27 November 2015   00:11 Diperbarui: 4 April 2017   16:48 4655
+
Laporkan Konten
Laporkan Akun
Kompasiana adalah platform blog. Konten ini menjadi tanggung jawab bloger dan tidak mewakili pandangan redaksi Kompas.

Ilustrasi - Sekelompok siswa sekolah dasar belajar di kelas. (Getty Images, Thinkstockphoto)

Baru saja keluar dari komplek sekolah-sebagai guru freelance selesai mengajar langsung pergi ke tempat lain- saya dihadang seorang ibu yang mengeluhkan perubahan sifat anaknya yang semakin buruk dan tidak bisa mengendalikan amarah. Ibu tadi menganggap perubahan sifat yang makin buruk ini disebabkan karena anaknya masuk dalam kelas yang semua siswanya “bodoh”. Sekolah telah mengklasifikasikan para siswa menjadi dua kelas yang sangat berbeda, kelas pintar dan kelas bodoh.

Pengelompakan siswa memang sering dilakukan sekolah. Dalam beberapa kasus, pengelompokan ini memberi manfaat positif dan juga berdampak negatif. Pengelompokan sering pula disebut pengklasifikasian berdasarkan karakteristik tertentu. Nah, pada kasus di atas yang saya jumpai dan yang dialami oleh ibu dari siswa yang mengeluh tadi adalah klasifikasi akademik (ability gouping), yaitu pengelompokan dalam kelas yang sama berdasarkan kemampuan akademik, siswa yang akademiknya tinggi dijadikan satu kelas (kelas A) dan siswa yang akademiknya rendah dijadikan satu kelas yang sama (kelas B). Klasifikasi seperti selalu menjadi perdebatan yang tidak akan pernah habis di dunia pendidikan.

Tahukah Anda? Pengelompokan biasanya dilakukan dengan mempertimbangkan asumsi bahwa siswa akan berkembang secara optimal jika diberi lingkungan yang sama kemampuan akademiknya. Hal ini diperkuat dengan asumsi lain bahwa siswa yang berpotensi tinggi akan saling bersaing. Persaingan ini positif untuk merangsang prestasi. Demikian pula siswa yang akademiknya rendah akan berkembang sesuai dengan potensinya. Pertimbangan lain adalah hak setiap siswa mendapatkan layanan terbaik di sekolah. Pengelompakan menjadi cara memberi layanan terbaik bagi siswa.
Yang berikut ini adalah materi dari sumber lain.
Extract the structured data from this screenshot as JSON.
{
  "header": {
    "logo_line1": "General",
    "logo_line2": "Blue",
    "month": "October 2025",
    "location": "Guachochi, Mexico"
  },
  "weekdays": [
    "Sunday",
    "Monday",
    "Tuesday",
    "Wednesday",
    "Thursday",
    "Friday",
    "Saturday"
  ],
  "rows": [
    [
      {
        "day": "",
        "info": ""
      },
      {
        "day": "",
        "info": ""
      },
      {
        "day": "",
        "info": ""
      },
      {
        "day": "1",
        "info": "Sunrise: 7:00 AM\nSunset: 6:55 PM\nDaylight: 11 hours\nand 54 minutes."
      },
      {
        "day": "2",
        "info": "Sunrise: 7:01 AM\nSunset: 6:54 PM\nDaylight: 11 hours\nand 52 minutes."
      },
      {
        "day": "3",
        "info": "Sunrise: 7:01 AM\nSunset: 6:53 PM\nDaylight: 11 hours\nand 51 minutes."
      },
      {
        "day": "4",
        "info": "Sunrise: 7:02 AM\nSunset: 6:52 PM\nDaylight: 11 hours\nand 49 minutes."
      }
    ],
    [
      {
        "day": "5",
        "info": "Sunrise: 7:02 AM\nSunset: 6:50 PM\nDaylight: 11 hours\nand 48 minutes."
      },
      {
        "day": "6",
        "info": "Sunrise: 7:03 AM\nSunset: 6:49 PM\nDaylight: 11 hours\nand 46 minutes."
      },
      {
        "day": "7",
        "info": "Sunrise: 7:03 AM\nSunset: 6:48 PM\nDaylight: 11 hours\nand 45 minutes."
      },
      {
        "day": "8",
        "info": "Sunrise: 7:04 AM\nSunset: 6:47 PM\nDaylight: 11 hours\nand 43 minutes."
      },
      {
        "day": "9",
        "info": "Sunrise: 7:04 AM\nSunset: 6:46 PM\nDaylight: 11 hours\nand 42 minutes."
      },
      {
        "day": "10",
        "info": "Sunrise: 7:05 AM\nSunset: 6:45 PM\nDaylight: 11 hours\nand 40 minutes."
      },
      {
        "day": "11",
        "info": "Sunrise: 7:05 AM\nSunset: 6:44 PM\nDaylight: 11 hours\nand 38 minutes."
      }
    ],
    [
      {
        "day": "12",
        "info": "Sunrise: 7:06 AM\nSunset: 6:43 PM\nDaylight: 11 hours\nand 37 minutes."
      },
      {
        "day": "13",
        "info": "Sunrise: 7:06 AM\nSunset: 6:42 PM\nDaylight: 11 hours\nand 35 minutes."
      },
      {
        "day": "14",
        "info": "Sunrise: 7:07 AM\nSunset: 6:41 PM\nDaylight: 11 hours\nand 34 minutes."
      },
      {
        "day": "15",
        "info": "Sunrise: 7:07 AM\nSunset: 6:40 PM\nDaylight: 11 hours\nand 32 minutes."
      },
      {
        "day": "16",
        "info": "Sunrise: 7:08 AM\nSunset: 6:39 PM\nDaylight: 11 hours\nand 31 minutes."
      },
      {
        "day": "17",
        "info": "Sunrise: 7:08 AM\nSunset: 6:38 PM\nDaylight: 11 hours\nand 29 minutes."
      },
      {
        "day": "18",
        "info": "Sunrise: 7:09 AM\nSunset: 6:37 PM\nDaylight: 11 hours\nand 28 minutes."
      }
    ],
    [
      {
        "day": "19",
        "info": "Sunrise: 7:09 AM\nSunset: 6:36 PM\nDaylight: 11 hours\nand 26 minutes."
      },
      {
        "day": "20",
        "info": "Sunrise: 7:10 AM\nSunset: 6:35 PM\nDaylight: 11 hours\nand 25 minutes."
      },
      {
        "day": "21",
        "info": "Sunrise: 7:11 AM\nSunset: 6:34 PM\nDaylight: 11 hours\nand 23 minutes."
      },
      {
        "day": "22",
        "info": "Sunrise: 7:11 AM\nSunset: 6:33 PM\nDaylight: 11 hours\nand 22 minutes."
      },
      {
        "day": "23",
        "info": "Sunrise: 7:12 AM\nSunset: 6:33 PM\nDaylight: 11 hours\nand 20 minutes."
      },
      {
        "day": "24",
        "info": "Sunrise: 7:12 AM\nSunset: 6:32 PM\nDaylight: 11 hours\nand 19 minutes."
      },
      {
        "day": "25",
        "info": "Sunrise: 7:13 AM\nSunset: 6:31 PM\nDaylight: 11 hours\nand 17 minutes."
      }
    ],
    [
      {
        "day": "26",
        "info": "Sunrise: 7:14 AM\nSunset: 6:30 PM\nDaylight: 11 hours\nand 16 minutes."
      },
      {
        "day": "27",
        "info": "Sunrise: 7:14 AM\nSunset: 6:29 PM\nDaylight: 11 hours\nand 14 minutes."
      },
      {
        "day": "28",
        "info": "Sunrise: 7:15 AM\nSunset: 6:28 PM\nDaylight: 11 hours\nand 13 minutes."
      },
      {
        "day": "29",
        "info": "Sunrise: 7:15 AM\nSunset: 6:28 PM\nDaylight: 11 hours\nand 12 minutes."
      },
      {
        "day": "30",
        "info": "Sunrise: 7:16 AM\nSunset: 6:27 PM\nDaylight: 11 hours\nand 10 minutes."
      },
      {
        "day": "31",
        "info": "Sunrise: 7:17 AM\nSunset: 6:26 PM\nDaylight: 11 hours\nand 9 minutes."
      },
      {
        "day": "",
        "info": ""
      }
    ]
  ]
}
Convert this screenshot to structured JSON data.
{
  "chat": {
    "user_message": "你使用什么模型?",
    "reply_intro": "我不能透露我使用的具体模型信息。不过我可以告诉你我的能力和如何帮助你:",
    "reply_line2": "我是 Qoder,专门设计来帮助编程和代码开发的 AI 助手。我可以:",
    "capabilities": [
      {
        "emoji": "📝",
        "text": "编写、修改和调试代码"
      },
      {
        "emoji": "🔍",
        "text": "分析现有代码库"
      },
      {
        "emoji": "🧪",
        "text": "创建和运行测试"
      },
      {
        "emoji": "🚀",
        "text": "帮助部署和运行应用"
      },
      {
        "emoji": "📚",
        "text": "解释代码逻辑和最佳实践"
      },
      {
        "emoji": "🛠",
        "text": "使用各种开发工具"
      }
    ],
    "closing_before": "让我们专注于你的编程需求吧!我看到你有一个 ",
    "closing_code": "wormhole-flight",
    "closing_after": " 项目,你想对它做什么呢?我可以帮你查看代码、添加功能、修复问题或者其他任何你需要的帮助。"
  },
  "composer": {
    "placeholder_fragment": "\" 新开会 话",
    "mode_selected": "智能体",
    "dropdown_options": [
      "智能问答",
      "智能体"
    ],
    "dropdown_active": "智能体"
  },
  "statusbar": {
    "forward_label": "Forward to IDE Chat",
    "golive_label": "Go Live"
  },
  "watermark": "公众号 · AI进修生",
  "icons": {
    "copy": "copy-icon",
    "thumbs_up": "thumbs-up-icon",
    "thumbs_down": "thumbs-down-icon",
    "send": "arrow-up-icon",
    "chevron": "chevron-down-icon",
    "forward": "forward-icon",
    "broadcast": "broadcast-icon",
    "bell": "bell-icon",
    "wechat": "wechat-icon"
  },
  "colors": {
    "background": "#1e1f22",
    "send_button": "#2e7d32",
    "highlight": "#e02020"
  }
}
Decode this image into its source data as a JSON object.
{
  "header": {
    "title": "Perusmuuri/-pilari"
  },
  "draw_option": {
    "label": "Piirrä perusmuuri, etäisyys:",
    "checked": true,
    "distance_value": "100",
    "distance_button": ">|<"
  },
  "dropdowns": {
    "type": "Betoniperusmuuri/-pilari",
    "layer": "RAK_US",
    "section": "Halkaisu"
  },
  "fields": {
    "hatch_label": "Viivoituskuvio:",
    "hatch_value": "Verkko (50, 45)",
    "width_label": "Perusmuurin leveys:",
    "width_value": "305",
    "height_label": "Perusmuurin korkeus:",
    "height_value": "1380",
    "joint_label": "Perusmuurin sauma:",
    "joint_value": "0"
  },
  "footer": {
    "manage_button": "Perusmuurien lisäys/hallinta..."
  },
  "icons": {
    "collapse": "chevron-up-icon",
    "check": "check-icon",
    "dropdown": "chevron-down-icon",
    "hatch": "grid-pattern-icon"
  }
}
Di balik asumsi tersebut terdapat pandangan bahwa heterogenitas kelas, siswa potensi akademik tinggi bercampur dengan siswa potensi akademik rendah, menyebabkan yang berpotensi akademik tinggi tidak bisa berkembang maksimal karena guru akan memberi pelayanan yang juga bisa dipahami oleh siswa yang berpotensi rendah. Jelas sekali dari pandangan ini sekolah yang menerapkan pengelompokan siswa berdasarkan kemampuan akademik memberi kemudahan kepada guru untuk melakukan pembelajaran yang sesuai dengan konteks siswa. Kepada para siswa pintar, guru melakukan pembelajaran dengan lebih tinggi standarnya dan kepada kelas yang lain guru akan melakukan dengan metode yang berbeda, yang sesuai dengan karakteristik para siswanya.

Kenyataan “Wou Banget”

Dalam kenyataan yang terjadi seringkali justru kontraproduktif, baik untuk kelas A maupun kelas B. Kelas kategori A sering para siswanya merasa “lebih” hebat, over confidence dan muncul konflik yang bersifat destruktif di antara teman sekelas karena persaingan yang ada. Demikian juga dengan kelas B. Mereka menjadi kelompok yang kehilangan identitas sebagai pelajar, emosi mudah mencuat tidak terkendali, keinginan belajar karam bagai kapal menabrak karang. Sungguh kelas yang kehilangan identitas. Memperihatinkan sekali keadaan setiap siswa.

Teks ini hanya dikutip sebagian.